Jason Mraz heads for the stage

Singer to join cast of hit Broadway musical ‘Waitress’

By

Published:

 

NEW YORK — When he was still a teenager, Jason Mraz considered musical theater as a career option but feared he’d end up frustrated and as a waiter. Now the singer-songwriter is ready to make that jump and he’s picked an appropriately titled show — “Waitress.”

The two-time Grammy Award-winning troubadour whose hits include “I’m Yours” and “I Won’t Give Up” will make his Broadway debut in the hit musical starting Nov. 3.

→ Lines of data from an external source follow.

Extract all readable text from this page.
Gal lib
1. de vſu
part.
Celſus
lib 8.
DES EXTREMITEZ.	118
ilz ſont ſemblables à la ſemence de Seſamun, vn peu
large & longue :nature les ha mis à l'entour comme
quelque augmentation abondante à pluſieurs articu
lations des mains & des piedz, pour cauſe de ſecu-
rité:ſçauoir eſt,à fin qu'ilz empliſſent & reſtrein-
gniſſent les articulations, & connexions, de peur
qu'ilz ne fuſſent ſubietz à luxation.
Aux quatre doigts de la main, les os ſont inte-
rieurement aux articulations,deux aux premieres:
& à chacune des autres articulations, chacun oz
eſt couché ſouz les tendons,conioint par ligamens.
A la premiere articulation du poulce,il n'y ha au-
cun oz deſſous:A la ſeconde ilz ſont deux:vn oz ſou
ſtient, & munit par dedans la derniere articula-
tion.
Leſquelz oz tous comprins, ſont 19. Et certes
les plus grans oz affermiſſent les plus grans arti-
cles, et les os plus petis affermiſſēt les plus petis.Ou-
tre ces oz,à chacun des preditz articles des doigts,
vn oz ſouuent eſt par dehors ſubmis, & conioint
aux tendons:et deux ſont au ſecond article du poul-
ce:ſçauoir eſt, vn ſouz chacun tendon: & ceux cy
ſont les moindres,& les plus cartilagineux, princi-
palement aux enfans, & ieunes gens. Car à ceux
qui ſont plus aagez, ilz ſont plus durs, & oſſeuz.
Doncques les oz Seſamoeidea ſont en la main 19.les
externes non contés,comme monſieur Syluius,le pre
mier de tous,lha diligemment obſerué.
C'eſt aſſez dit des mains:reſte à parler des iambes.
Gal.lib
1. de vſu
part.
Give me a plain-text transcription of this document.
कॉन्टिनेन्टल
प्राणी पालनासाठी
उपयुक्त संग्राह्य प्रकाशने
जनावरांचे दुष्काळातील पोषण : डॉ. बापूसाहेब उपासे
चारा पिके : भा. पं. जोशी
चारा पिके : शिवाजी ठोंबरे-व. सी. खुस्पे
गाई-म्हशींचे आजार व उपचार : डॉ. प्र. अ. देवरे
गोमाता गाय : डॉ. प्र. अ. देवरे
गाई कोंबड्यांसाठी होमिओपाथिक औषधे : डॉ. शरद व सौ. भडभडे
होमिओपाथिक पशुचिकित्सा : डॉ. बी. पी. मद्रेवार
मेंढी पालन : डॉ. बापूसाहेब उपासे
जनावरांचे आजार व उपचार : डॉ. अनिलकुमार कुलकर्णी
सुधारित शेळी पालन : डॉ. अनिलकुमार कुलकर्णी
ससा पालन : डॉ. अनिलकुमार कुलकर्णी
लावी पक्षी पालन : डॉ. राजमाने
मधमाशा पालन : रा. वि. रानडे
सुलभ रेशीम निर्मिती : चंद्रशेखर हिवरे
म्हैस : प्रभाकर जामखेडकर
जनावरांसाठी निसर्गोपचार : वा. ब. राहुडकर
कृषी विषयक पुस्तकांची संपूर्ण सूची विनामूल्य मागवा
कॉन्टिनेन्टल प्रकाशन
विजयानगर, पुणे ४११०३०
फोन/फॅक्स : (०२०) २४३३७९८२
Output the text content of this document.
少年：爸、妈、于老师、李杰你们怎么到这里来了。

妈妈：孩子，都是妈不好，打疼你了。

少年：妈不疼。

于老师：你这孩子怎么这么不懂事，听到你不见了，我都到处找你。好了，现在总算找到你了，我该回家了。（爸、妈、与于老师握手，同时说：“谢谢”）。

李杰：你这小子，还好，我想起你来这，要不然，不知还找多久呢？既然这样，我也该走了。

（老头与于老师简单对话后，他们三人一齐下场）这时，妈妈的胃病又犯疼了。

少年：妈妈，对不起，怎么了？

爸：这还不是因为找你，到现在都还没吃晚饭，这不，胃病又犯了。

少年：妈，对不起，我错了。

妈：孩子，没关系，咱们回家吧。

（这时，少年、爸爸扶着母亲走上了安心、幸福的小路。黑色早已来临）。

“It’s classy, it’s classic, it’s whimsical, it’s kitsch, it’s funny, its scandalous — it’s got a little bit for everyone,” said Mraz. “I love that I get out of my routine and try on a new routine that requires me to show up in a different way.”

“Waitress,” the musical adaptation of the 2007 film with songs by pop star Sara Bareilles, tells the story of Jenna, a waitress and pie maker trapped in a small-town diner and a loveless marriage.

Mraz will play Dr. Pomatter, a gynecologist and Jenna’s love interest. He’ll have several duets with actress Betsy Wolfe, including the steamy “Bad Idea,” the adorable “It Only Takes a Taste” and the aching “You Matter to Me.” Mraz has already recorded “Bad Idea” and “You Matter To Me” with Bareilles on her Top 10 album “What’s Inside: Songs From Waitress.”

“I love Sara, I love the music, I love the story, I think Dr. Pomatter is a very likable guy even though he’s somewhat scandalous in the plot. He’s a likable character and his songs are so enjoyable,” said Mraz.

Bareilles reached out to Mraz to personally ask him to take the part. He took a day to think it over. “I think Jason’s personality just lends itself to this character,” she said. “He’s incredibly charismatic and incredibly sweet and soulful. He’s also really funny and really smart.”

The Virginia-born singer, who briefly attended the American Musical and Dramatic Academy before focusing on his own music, said he weighed a career in musicals but feared he’d be auditioning for the rest of his life.

“That scared me and I thought, ‘I’m going to be a waiter. I’m going to be a waiter for the rest of my life.’ So at 18, I decided, ‘I’m going to write my own music and essentially write my own life musical,’ ” he said.